New Ninja Turtles flick is a shell of quads' past



If you're looking for something boring, here's your movie.
By ROGER MOORE
ORLANDO SENTINEL
They're not really teenagers any more. They still don't look like turtles.
But they still love their pizza, extra cheese, if you please.
And now they're so "cool" that they can title their movie "TMNT," because those film phenoms of 1990, Teenage Mutant Ninja Turtles, are no longer played by guys in foam rubber suits. No, now they're computer-animated guys in rubber suits.
So Leonardo, Raphael, Donatello and Michelangelo look a lot more like Spider-Man as they hurtle through the mean, dark streets of New York.
But "TMNT" is B-O-R-I-N-G.
As pretty as digital rain looks dripping on a digital rubber head swathed with a digital rubber ninja headband, a rubber suit is still a rubber suit. This 3-D animation makes the people look like animated Barbie dolls and the turtles look like plastic toys. This isn't a re-invention of the kiddie comic-book heroes, just animated recycling for another generation.
Where they've gone
The dudes, four brothers raised in the sewers of New York by the inscrutable teacher Splinter, a rat who looks like the Cheetos cheetah, and voiced by the late actor Mako, are all split up when "TMNT" opens. One's gone into the jungle to "study" to be a leader. Another's become a stealth crime fighter in a new guise, The Night Watcher. One's in information technology and one entertains at kiddie parties.
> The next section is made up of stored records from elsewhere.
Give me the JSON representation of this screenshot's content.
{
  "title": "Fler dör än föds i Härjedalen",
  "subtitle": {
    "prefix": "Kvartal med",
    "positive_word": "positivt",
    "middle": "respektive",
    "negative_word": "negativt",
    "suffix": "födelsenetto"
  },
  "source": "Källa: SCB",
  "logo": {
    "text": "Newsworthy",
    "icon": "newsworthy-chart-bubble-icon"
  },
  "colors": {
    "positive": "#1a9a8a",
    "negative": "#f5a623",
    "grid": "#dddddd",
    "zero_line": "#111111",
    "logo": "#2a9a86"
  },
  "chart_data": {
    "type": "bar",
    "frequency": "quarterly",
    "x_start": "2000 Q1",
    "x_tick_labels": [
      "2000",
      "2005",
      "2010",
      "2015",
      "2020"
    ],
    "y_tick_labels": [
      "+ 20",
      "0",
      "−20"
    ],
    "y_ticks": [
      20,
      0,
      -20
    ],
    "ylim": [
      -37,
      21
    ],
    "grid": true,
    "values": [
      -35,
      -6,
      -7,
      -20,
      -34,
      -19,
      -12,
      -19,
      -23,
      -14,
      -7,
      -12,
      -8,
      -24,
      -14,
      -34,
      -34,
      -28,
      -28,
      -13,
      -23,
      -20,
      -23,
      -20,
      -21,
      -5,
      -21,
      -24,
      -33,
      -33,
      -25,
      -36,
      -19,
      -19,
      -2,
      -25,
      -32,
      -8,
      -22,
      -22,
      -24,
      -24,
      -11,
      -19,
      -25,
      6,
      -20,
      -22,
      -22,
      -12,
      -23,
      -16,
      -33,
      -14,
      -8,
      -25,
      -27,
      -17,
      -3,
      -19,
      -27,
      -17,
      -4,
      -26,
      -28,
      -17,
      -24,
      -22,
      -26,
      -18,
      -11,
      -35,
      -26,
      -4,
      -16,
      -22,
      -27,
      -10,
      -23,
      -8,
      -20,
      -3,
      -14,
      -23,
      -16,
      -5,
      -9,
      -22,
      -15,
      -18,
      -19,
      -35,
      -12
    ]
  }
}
There are beasties about, all connected to a legend of an immortal king (Patrick Stewart) and his army of stone-statue generals. April (Sarah Michelle Gellar), the Lara Croft wannabe-turtle pal, and Casey (Chris Evans of "Fantastic Four") need their friends to team back up and give them a hand.
The Foot Clan, their mortal ninja enemies, make an appearance. Zhang Ziyi ("Memoirs of a Geisha") does the voice of their leader. Splinter has more lessons to pass on to the brothers, if they stop fighting each other long enough to listen.
"Let anger consume you and pretty soon, you lose sight of everything."
It has a dreadful "Ghostbusters"/"Stargate" plot, virtually no decent jokes, but toss in a little digital skateboarding, a lot of digital swordfighting (gunplay, too), a couple of "Cowabungas," and you've got yourself a hit. They hope.
It's piffle, yes, piffle loaded with gravity (Laurence Fishburne's stentorian narration). The animation's good, in a Pixar 2.0 sort of way (humans look much better in today's 3-D animated movies).
Maybe your kids will want to learn who the real Leonardo, Donatello, Raphael and Michelangelo were. But chances are, they'll only be asking for nunchucks. That's all that happened in 1990, when ninjas were ninjas, turtles were just wise-cracking guys suffocating in foam rubber suits, and you didn't need pizza to know cheese when you smelled it.